The Liquidity Book design means Joe v2 is not reliant on external oracles like Chainlink for its prices. The Trader Joe team told The Defiant that fair market value will be maintained by arbitrageurs who will step in to take advantage of price discrepancies between assets traded on Joe v2 and other exchanges.
Joe v2 also introduces an internal “volatility accumulator” mechanism designed to measure market volatility and inform the platform’s variable fee without using external data feeds.
Liquidity providers earn higher fees during periods of increased volatility and lower fees when the markets are calm.
The volatility accumulator works by measuring how many bins a trade is executed across, and the time elapsed since a particular asset pairing was last swapped.
Swap fees are split between a base fee and a variable fee, with variable fees theoretically capped at a maximum of 10%. However, Trader Joe told The Defiant that variable fees will not reach the maximum threshold due to a limit on the upper bounds of its volatility accumulator.
Trader Joe said the variable fee feature is intended to mitigate the divergent loss suffered by liquidity providers during periods of significant price fluctuations.

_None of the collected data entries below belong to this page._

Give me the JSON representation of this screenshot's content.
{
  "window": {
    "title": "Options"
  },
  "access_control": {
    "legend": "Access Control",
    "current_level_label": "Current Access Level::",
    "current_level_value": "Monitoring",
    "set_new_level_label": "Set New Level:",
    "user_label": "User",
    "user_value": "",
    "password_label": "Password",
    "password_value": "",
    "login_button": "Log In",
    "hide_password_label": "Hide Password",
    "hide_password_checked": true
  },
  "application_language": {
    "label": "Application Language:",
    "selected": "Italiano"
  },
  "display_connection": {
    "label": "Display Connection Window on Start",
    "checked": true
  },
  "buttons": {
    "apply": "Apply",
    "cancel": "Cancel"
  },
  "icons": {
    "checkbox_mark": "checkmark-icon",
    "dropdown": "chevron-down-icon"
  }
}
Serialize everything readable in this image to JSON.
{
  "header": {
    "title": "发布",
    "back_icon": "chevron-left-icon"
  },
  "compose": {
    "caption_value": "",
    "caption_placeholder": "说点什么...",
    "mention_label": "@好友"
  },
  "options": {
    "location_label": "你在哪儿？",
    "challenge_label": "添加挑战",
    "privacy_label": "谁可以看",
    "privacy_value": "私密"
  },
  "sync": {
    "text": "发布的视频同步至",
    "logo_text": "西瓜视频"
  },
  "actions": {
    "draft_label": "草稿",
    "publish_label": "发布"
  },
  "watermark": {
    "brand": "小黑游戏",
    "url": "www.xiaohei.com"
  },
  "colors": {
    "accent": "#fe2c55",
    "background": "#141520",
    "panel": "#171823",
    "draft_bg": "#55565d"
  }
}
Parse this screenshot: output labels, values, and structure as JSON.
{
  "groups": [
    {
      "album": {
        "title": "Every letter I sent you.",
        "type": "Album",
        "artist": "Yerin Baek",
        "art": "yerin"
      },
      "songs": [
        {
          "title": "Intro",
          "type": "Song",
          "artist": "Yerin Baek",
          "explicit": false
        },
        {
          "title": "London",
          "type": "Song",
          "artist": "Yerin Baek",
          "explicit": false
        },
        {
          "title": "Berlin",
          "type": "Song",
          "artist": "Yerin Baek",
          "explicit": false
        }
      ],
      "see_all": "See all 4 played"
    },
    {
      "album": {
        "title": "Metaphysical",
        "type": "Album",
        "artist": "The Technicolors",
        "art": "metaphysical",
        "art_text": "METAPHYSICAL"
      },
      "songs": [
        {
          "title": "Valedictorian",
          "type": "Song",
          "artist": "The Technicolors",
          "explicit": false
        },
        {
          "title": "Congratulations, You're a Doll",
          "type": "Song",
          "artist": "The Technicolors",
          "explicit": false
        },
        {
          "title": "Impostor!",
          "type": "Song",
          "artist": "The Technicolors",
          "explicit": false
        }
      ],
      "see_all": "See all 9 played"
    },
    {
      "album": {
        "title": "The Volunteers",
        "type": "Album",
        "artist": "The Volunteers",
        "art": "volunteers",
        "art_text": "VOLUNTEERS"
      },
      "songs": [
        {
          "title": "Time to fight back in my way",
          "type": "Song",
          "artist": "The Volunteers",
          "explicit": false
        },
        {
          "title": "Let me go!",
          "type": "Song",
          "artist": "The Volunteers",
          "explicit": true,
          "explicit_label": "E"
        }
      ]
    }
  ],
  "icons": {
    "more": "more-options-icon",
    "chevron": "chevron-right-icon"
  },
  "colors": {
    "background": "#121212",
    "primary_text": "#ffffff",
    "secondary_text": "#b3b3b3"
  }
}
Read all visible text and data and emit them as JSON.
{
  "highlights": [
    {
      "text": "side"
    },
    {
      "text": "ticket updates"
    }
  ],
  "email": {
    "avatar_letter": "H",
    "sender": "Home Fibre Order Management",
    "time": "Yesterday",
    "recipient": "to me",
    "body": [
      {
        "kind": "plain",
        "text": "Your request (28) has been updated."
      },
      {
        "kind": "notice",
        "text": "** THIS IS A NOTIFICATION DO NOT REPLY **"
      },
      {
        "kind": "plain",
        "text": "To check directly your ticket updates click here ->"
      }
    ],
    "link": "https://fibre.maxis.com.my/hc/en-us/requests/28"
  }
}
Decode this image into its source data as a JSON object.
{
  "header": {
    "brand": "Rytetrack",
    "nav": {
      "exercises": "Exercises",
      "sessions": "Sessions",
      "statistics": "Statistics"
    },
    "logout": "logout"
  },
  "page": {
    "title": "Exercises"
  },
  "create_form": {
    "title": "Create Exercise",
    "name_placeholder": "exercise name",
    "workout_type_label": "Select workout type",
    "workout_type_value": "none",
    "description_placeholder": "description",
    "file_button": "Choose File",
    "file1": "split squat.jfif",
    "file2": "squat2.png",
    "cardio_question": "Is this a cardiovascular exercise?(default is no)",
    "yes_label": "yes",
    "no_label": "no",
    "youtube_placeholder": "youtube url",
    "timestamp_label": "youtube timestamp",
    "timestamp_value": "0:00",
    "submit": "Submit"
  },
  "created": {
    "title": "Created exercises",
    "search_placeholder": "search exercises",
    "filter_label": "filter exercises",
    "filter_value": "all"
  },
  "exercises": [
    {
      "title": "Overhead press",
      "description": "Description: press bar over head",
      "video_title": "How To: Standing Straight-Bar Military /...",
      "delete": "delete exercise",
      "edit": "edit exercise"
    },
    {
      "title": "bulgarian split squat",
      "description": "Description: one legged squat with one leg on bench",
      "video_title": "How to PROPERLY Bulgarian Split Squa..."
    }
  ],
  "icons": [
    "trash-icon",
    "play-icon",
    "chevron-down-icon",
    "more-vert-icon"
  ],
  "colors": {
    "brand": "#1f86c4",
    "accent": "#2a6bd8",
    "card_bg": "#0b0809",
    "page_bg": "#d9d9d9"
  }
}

The team added that while retail users are unlikely to notice a significant change in the price of fees, whales and arbitrage bots “will have to pay their fair share.”
The team emphasized that liquidity positions are represented by fungible tokens that closely resemble the ERC-20 token standard, unlike the nonfungible LP tokens issued to Uniswap v3’s liquidity providers. This enables composability and product integrations with third-party projects.
Trader Joe also told The Defiant it plans to introduce limit order functionality for Joe v2 in the near future.
Transactions executed on Trader Joe will be routed between both the v1 and v2 platforms to provide traders with the best pricing available moving forward.
Trader Joe is not the only DEX to throw its hat into the concentrated liquidity ring, with Orca offering its own solution on Solana in March, and QuickSwap teaming up with Algebra on Polygon last month.
Trader Joe is currently the 15th-ranked DEX by total value locked with $190.7M, according to DeFi Llama. Its JOE token is currently trading at $0.27 with a $86M market cap.